Interning at a magazine last summer, I was mid-way through a technical explanation of why “dreamt” is now “dreamed” when I realised the whole room was laughing at me. However, as a millennial, I understand that there are exceptions to every rule – and this includes the once-rigid rudiments of punctuation.
Parts of Twitter have been in uproar over claims that young people find full stops “intimidating”. Using one at the end of a sentence potentially implies that the writer is angry, and wants to make a point of it. It’s the symbolic equivalent of raising your voice or frowning. This isn’t at all ludicrous. A quick check with the under-21s in my extended family confirmed that full stops in messaging are a no-go.
As a late millennial myself, I’ve narrowly missed the Snapchat/TikTok bandwagon and don’t rate myself a digital native per se. But I’m still wary of concluding my messages too bluntly. A kiss, emoji or blank space will do just fine – a full stop definitely won’t.
“We can’t even use a simple dot anymore!” the woke-weary hordes cry in response. But to start with, we’re not necessarily talking about punctuation as used in standard writing here. This horror of full stops predominantly applies to the realm of social media and instant messaging, where the hard-and-fast rules of spelling, grammar and punctuation cannot always apply.
Young people aren’t forgoing full stops in their school essays or university papers. We even put them in emails, you know. But ending a text, Facebook message or Snap with a full stop understandably seems harsh in a medium where brevity and speed are key.

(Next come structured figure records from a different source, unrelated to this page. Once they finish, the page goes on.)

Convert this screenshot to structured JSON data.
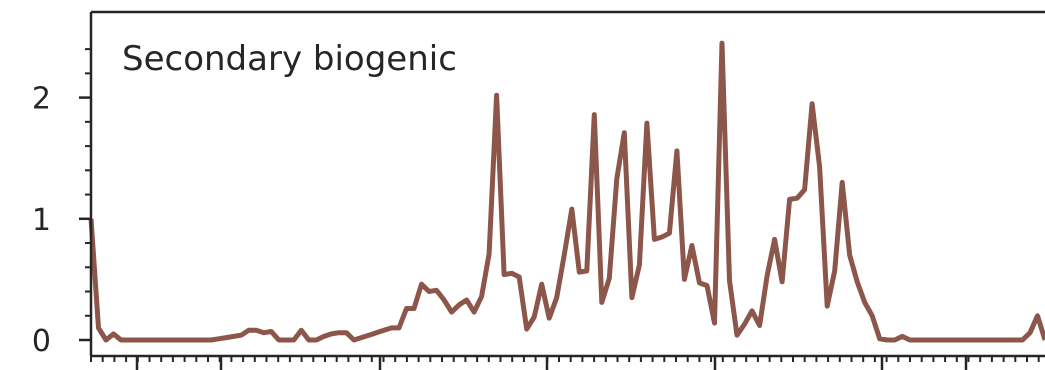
{
  "chart_data": {
    "type": "line",
    "title": "",
    "xlabel": "",
    "ylabel": "",
    "annotation": "Secondary biogenic",
    "ylim": [
      0,
      2.5
    ],
    "xlim": [
      0,
      127
    ],
    "y_ticks": [
      0,
      1,
      2
    ],
    "y_tick_labels": [
      "0",
      "1",
      "2"
    ],
    "grid": false,
    "line_color": "#8c564b",
    "series": [
      {
        "x": [
          0,
          1,
          2,
          3,
          4,
          5,
          6,
          7,
          8,
          9,
          10,
          11,
          12,
          13,
          14,
          15,
          16,
          17,
          18,
          19,
          20,
          21,
          22,
          23,
          24,
          25,
          26,
          27,
          28,
          29,
          30,
          31,
          32,
          33,
          34,
          35,
          36,
          37,
          38,
          39,
          40,
          41,
          42,
          43,
          44,
          45,
          46,
          47,
          48,
          49,
          50,
          51,
          52,
          53,
          54,
          55,
          56,
          57,
          58,
          59,
          60,
          61,
          62,
          63,
          64,
          65,
          66,
          67,
          68,
          69,
          70,
          71,
          72,
          73,
          74,
          75,
          76,
          77,
          78,
          79,
          80,
          81,
          82,
          83,
          84,
          85,
          86,
          87,
          88,
          89,
          90,
          91,
          92,
          93,
          94,
          95,
          96,
          97,
          98,
          99,
          100,
          101,
          102,
          103,
          104,
          105,
          106,
          107,
          108,
          109,
          110,
          111,
          112,
          113,
          114,
          115,
          116,
          117,
          118,
          119,
          120,
          121,
          122,
          123,
          124,
          125,
          126,
          127
        ],
        "values": [
          1.0,
          0.1,
          0.0,
          0.05,
          0.0,
          0.0,
          0.0,
          0.0,
          0.0,
          0.0,
          0.0,
          0.0,
          0.0,
          0.0,
          0.0,
          0.0,
          0.0,
          0.01,
          0.02,
          0.03,
          0.04,
          0.08,
          0.08,
          0.06,
          0.07,
          0.0,
          0.0,
          0.0,
          0.08,
          0.0,
          0.0,
          0.03,
          0.05,
          0.06,
          0.06,
          0.0,
          0.02,
          0.04,
          0.06,
          0.08,
          0.1,
          0.1,
          0.26,
          0.26,
          0.46,
          0.4,
          0.41,
          0.33,
          0.23,
          0.29,
          0.33,
          0.23,
          0.36,
          0.71,
          2.02,
          0.54,
          0.55,
          0.52,
          0.09,
          0.19,
          0.46,
          0.18,
          0.35,
          0.7,
          1.08,
          0.56,
          0.57,
          1.86,
          0.31,
          0.51,
          1.33,
          1.71,
          0.35,
          0.62,
          1.79,
          0.83,
          0.85,
          0.88,
          1.56,
          0.5,
          0.78,
          0.47,
          0.45,
          0.14,
          2.45,
          0.49,
          0.04,
          0.13,
          0.24,
          0.12,
          0.53,
          0.83,
          0.48,
          1.16,
          1.17,
          1.24,
          1.95,
          1.43,
          0.28,
          0.57,
          1.3,
          0.7,
          0.48,
          0.31,
          0.2,
          0.01,
          0.0,
          0.0,
          0.03,
          0.0,
          0.0,
          0.0,
          0.0,
          0.0,
          0.0,
          0.0,
          0.0,
          0.0,
          0.0,
          0.0,
          0.0,
          0.0,
          0.0,
          0.0,
          0.0,
          0.06,
          0.2,
          0.0
        ]
      }
    ]
  }
}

In some cases, grammatical fluidity is working its magic beyond the smartphone screen, proving that punctuation is gaining in nuance. Bernardine Evaristo’s Booker-winning novel Girl, Woman, Other eschews standardised punctuation for a looser style. This clearly does not indicate grammatical inadequacy. Rather, Evaristo fields a derisive nod at the grammatical establishment, a play for change that aligns with her attempts to increase the visibility of black British women in literature.
If punctuation can be intentionally manipulated in literary prose, we shouldn’t be surprised by its flexibility in the fluid world of social media. Ergo, punctuation can still have rules, but if you can’t tell the difference between a mistake and a nuance, you’re just being petty.

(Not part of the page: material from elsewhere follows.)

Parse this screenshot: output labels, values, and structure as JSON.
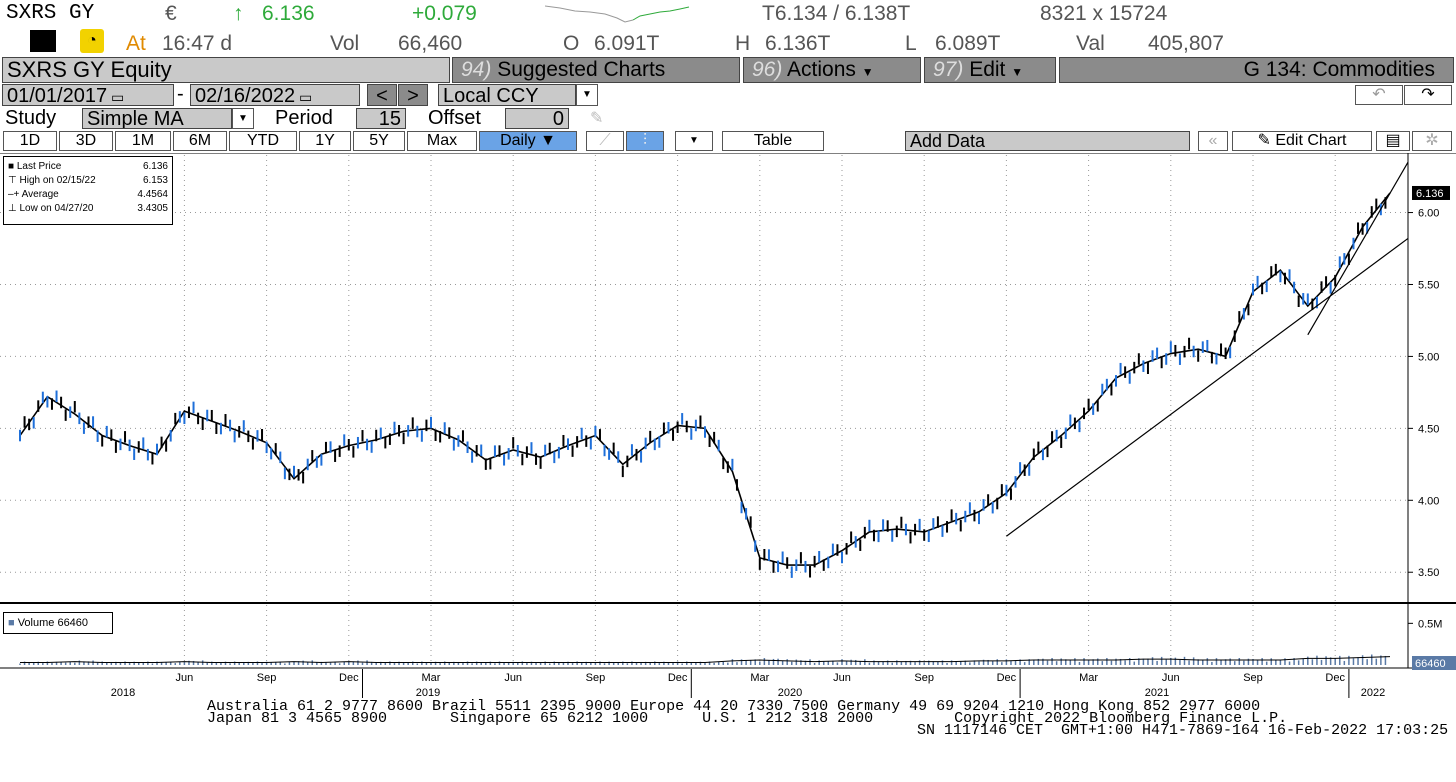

As this Twitter storm has shown, punctuation pedants will continually bemoan the death of tradition. But social media and instant messaging aren’t killing punctuation off – only changing it. Smartphones in hand, Generation Z are teasing out nuances in a once-hermetic system of signs.
The changing meaning of the full stop indicates how sentence structure develops, much as we see new words like “selfie” or “twerking” pop up in the Oxford English Dictionary. Language is supposed to be a reflection of the society that uses it, so why shouldn’t punctuation play the same role? If elder generations deny its newfound nuances, this can only be a classic example of resistance to change.
Allegedly, the youth of today are the “snowflake” generation – we are offended by everything, down to the paltry full stop. But instead of mocking Gen Z for their (actually quite advanced) understanding of punctuation symbols, we should instead try to understand why the connotations of those symbols have changed.
Is the growing meaning of the full stop not just a testament to the prowess of our present systems of communication? When even a small dot speaks a thousand words, this isn’t a matter for ridicule; it’s a cause for celebration.